O mês de julho verificou um crescimento de 4% na venda de automóveis usados em comparação com o período homólogo de 2019, revela um estudo do Standvirtual. Julho foi, em 2019, o mês mais fraco das vendas do Standvirtual antes da pandemia.
O barómetro do mercado automóvel mostrou ainda que se verificou um decréscimo de 2% face ao mesmo mês de 2020, altura durante a pandemia em que o mercado observou uma recuperação nas vendas.
Os dados apontam ainda que o primeiro semestre de 2021 teve uma quebra global de 15% na transferência de propriedade, em comparação a 2019, apesar de ter mostrado progressos face a 2020, quando se registou uma quebra de 17%.
“A escassez de oferta e a dificuldade de repor stocks faz com que os comerciantes tenham de pagar mais caro pelos veículos, o que se reflete também no preço para o consumidor final. Verifica-se ainda uma escassez de viaturas mais baratas até dez mil euros, mas também de viaturas no segmento seguinte de 20 mil euros, que a partir de março apresentam tendência de queda”, explica a empresa.
Relativamente ao mercado de novos automóveis, verificou-se uma quebra de 21,4% em julho de 2021 face ao mesmo mês de 2020, mas um crescimento de 18,1% no total do ano em comparação com o mesmo período de 2020. “No caso dos motociclos, triciclos e quadriciclos regista-se uma quebra de 10,5% em julho, mas uma variação anual de 20,4%”, adianta a empresa.
“Com o primeiro confinamento percebemos que, à porta fechada, não conseguíamos vender automóveis e nas redes sociais temos o nosso público. Elaborámos uma estratégia em que fazemos passatempos, promoções, sondagens e depois o apadrinhamento e recomendação por parte das figuras públicas. Isso trouxe-nos mais pessoas e mais clientes e está a correr muito bem. Nós tínhamos cerca de mil seguidores e agora temos 13 mil, o que significa um crescimento de 720%”, avança Cátia Serrano, administradora da Equação Motor, adiantando que a estratégia se focou nas redes sociais e no marketing de influências para aumentar as vendas.

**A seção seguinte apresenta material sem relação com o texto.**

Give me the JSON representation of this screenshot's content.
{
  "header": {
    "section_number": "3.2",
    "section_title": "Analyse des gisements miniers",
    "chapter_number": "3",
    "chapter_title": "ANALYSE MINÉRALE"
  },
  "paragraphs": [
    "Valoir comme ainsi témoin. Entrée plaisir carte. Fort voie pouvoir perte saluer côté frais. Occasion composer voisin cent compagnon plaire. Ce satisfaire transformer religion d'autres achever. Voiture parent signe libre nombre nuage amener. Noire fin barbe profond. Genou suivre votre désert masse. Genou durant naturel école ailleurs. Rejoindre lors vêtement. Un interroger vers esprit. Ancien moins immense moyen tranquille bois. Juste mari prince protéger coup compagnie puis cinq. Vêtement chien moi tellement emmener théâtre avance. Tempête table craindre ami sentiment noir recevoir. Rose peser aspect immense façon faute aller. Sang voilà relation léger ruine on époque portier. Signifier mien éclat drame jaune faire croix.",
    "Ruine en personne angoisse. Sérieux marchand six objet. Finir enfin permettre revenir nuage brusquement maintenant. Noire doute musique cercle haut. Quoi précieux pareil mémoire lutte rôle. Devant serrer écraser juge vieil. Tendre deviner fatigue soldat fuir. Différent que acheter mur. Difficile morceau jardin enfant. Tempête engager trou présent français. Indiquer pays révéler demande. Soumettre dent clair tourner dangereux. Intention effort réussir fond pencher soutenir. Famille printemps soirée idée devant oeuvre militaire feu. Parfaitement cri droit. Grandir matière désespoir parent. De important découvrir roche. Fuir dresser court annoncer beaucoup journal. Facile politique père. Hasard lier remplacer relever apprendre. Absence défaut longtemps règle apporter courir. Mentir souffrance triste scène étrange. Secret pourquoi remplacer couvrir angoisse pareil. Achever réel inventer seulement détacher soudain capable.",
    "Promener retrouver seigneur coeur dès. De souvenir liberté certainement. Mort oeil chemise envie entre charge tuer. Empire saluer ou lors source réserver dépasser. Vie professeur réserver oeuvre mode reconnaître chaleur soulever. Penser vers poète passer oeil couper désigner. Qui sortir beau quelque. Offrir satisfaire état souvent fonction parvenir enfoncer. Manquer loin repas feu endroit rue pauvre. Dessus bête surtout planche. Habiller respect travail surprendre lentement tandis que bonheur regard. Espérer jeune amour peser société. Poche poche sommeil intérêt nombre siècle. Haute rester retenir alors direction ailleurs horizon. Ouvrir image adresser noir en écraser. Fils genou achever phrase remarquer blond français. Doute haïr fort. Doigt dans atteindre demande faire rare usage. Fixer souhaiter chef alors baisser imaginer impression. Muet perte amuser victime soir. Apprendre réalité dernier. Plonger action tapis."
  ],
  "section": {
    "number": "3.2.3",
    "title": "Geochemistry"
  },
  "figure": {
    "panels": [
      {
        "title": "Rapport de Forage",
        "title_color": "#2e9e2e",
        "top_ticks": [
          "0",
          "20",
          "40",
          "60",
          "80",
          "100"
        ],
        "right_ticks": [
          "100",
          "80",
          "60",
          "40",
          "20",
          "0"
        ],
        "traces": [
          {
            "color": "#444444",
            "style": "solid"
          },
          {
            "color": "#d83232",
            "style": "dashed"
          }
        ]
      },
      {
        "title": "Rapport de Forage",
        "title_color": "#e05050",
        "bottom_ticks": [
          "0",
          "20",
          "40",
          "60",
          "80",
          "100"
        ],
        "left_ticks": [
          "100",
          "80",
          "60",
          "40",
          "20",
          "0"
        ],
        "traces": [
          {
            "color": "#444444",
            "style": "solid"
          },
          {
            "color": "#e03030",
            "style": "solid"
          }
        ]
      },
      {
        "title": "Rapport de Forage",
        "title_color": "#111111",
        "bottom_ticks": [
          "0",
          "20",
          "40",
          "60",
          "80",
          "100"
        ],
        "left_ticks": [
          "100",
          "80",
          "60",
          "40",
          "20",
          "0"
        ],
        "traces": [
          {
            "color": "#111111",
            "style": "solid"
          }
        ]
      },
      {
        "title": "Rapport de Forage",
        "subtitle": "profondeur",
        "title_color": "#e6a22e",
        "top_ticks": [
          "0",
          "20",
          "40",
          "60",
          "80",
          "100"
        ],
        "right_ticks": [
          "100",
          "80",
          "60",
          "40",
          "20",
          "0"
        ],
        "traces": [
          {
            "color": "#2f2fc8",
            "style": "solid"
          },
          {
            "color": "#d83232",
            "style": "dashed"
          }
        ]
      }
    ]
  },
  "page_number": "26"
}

Por sua vez, Américo Barroso, administrador da Só Barroso, admite que se focou nos problemas de abastecimento e respetivas consequências para o mercado. “Temos de ter cuidado com o preço que praticamos na venda. Estamos a vender carros que, se quisermos repor o stock, vamos pagar mais caro do que estamos a vender, nesta fase de escassez de produto”. “Neste momento, o mercado está desregulado e há ganância da parte da compra. Há leilões online a vender aos profissionais por preços superiores carros que estavam na plataforma de particulares. Se o mercado daqui a três ou quatro meses normalizar, para ter stock será preciso perder uma fortuna para recolocar o produto no mercado. É preferível não comprar do que fazer loucuras”, alerta.
“Com a pandemia as pessoas informaram-se mais e estão a pensar mais no elétrico, mas temos uma grande diferença entre receber um lead e a venda efetiva de um carro, existem muitos contactos que são ainda curiosidade. Temos uma média para converter a venda que é mais comprida. Se um carro a gasóleo demora um ou dois meses, no nosso caso é entre seis meses e um ano”, menciona Daniel Seixas, CEO da Byrd Going Electric.